Vai tudo correr bem II
Vasco Pulido Valente, Público (01/09/2013)
Uma guerra absurda
"Cameron foi proibido pela Câmara dos Comuns de intervir na Síria por meios militares. Trinta deputados do Partido Conservador votaram contra o Governo e também nove deputados do outro partido da coligação. Cameron disse que tinha compreendido a ordem do povo e declarou que lhe obedeceria. Nunca tinha acontecido antes que um primeiro-ministro perdesse uma votação quando se tratava de decidir entre a guerra e a paz. Sucedeu agora. Apesar de uma crescente dependência e disciplina, ainda apareceram nos grupos parlamentares 40 indivíduos que seguiram a sua opinião (e a sua consciência), em vez de seguirem obedientemente a política do seu chefe e senhor. A lição que a Câmara dos Comuns deu a Cameron não seria possível em Portugal. Em Portugal, a Assembleia da República faz tudo o que lhe mandam.

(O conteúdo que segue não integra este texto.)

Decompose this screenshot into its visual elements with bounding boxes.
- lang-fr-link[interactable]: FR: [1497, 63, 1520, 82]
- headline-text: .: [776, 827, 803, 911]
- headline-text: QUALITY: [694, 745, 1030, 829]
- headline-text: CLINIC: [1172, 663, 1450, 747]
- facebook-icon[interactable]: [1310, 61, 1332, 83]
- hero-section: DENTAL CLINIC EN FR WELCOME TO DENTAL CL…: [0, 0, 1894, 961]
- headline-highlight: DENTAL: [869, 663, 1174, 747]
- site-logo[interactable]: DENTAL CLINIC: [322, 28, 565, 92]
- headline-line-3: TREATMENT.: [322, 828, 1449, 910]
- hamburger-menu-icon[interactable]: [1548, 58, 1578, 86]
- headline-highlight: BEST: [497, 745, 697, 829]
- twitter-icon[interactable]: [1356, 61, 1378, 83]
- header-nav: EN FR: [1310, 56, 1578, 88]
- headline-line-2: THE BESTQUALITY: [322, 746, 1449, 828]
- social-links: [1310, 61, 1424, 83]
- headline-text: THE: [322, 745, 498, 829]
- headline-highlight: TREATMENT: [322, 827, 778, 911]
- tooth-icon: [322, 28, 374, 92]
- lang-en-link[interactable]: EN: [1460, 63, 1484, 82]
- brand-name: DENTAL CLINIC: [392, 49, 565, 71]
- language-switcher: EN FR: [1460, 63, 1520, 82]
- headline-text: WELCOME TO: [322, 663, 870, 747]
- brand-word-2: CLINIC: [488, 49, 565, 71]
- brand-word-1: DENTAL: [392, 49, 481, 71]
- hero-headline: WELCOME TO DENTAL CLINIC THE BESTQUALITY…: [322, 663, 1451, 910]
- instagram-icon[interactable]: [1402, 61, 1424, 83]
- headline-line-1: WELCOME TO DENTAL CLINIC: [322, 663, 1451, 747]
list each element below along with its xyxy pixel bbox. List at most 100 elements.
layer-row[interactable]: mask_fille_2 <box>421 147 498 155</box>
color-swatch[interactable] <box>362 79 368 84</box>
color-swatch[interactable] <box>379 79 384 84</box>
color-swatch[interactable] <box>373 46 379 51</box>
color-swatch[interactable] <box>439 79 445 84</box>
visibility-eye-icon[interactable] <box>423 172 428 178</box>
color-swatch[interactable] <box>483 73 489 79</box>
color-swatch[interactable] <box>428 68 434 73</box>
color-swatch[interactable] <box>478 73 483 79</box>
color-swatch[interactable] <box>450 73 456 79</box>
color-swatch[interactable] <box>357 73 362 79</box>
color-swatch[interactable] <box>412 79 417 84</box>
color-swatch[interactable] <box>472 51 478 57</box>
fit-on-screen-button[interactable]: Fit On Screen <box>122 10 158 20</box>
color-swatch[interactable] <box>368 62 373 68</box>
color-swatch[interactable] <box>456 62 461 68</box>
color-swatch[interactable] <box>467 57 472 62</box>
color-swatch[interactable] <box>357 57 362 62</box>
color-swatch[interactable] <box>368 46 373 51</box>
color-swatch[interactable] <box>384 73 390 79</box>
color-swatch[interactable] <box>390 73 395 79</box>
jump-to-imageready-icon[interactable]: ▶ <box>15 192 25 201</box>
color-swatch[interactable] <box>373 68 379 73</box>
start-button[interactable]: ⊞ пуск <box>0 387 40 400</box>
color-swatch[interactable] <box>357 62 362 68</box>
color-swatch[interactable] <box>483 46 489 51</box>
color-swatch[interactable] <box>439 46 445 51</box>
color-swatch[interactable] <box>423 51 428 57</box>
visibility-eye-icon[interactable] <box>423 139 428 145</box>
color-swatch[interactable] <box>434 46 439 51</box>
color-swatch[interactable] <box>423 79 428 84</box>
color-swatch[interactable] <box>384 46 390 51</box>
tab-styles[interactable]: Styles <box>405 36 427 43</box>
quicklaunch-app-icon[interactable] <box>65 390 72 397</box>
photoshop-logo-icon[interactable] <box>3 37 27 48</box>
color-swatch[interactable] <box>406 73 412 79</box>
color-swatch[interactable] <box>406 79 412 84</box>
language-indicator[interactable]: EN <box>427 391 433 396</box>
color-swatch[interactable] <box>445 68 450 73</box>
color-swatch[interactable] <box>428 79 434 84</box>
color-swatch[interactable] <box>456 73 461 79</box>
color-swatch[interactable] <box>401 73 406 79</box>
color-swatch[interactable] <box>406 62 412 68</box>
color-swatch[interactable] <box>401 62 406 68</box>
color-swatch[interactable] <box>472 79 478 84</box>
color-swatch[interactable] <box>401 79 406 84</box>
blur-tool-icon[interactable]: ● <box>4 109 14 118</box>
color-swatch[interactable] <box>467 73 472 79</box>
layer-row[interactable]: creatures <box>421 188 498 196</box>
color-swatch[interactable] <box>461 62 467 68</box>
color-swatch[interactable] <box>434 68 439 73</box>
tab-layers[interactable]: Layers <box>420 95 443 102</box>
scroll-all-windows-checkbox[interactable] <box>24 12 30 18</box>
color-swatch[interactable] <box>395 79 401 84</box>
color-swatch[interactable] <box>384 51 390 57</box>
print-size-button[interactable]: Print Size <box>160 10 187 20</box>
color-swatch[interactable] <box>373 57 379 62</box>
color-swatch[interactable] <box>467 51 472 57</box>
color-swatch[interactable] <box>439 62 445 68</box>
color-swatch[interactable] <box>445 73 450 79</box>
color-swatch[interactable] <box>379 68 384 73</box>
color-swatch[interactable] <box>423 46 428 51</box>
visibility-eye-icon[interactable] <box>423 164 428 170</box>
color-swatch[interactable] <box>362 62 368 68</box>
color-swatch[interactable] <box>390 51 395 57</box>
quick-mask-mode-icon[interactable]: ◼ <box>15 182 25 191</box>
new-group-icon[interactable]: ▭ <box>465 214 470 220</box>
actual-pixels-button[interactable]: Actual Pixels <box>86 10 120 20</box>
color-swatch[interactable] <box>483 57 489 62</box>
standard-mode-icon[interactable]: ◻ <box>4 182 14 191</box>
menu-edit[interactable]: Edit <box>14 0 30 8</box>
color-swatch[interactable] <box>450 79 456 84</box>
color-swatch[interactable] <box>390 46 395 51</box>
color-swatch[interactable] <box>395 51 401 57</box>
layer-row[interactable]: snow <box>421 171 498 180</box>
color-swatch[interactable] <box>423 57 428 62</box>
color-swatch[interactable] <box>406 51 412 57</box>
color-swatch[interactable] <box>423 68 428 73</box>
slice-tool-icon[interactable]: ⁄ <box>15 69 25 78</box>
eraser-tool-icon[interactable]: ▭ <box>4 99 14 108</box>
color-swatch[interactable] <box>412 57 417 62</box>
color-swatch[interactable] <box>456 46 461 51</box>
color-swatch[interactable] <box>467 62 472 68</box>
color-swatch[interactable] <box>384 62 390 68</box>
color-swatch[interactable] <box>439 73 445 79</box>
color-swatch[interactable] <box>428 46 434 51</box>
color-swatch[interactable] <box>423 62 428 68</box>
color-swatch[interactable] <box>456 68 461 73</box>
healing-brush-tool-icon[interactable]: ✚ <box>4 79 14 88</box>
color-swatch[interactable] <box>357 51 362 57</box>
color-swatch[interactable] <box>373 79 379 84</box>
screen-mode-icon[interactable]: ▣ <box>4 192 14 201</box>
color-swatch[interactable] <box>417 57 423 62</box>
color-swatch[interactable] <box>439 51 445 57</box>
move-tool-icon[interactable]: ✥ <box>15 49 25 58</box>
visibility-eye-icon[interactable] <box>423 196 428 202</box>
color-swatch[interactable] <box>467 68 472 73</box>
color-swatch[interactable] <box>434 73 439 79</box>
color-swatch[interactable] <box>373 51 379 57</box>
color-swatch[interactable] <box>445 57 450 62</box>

E assim Obama ficou sozinho. E por culpa dele. Primeiro, resolveu estabelecer perante o mundo a famigerada "red line" contra o uso de gás. A seguir, ameaçou com uma intervenção, como se não precisasse de um mandado da ONU ou sequer de esperar pelos peritos que foram à Síria. E, no fim, acabou internacionalmente isolado, sem o apoio dos países do Médio Oriente (tirando Israel), sem o apoio da "Europa" (tirando a França) e sem apoio do próprio Canadá. Vai meter a América numa nova aventura (mais perigosa do que a do Iraque e a do Afeganistão), acompanhado apenas pelo sr. Erdogan da Turquia e pela Arábia Saudita, dois parceiros que não se recomendam. O comportamento errático de Obama e as dezenas de erros que cometeu comprometem um mandato estimável e provavelmente acabarão por inutilizar o segundo.
Pior do que isso, Obama não pretende liquidar o regime de Assad (até porque não existe na Síria uma oposição capaz de o substituir) e sabe muito bem que um "ataque cirúrgico" não mudará em nada a situação estratégica. O que ele quer é castigar Assad pelo crime de matar com gás 1400 pessoas (400 crianças) e, julga ele, impedir que o caso se repita. O prestígio da América está em jogo, pensam loucamente os serviçais da Casa Branca e Obama imagina que uma "pequena" intervenção da América não trará consequências de maior. No que se engana: uma violenta retaliação de Assad é susceptível de sublevar o Médio Oriente inteiro e, em última análise, empurrar a América para uma longa, frívola e mortífera campanha. Que o sr. Hollande, impotente e desarmado, se alivie de algumas cretinices que pesam no seu doce coração não interessa muito. Mas que Obama o imite é com certeza catastrófico."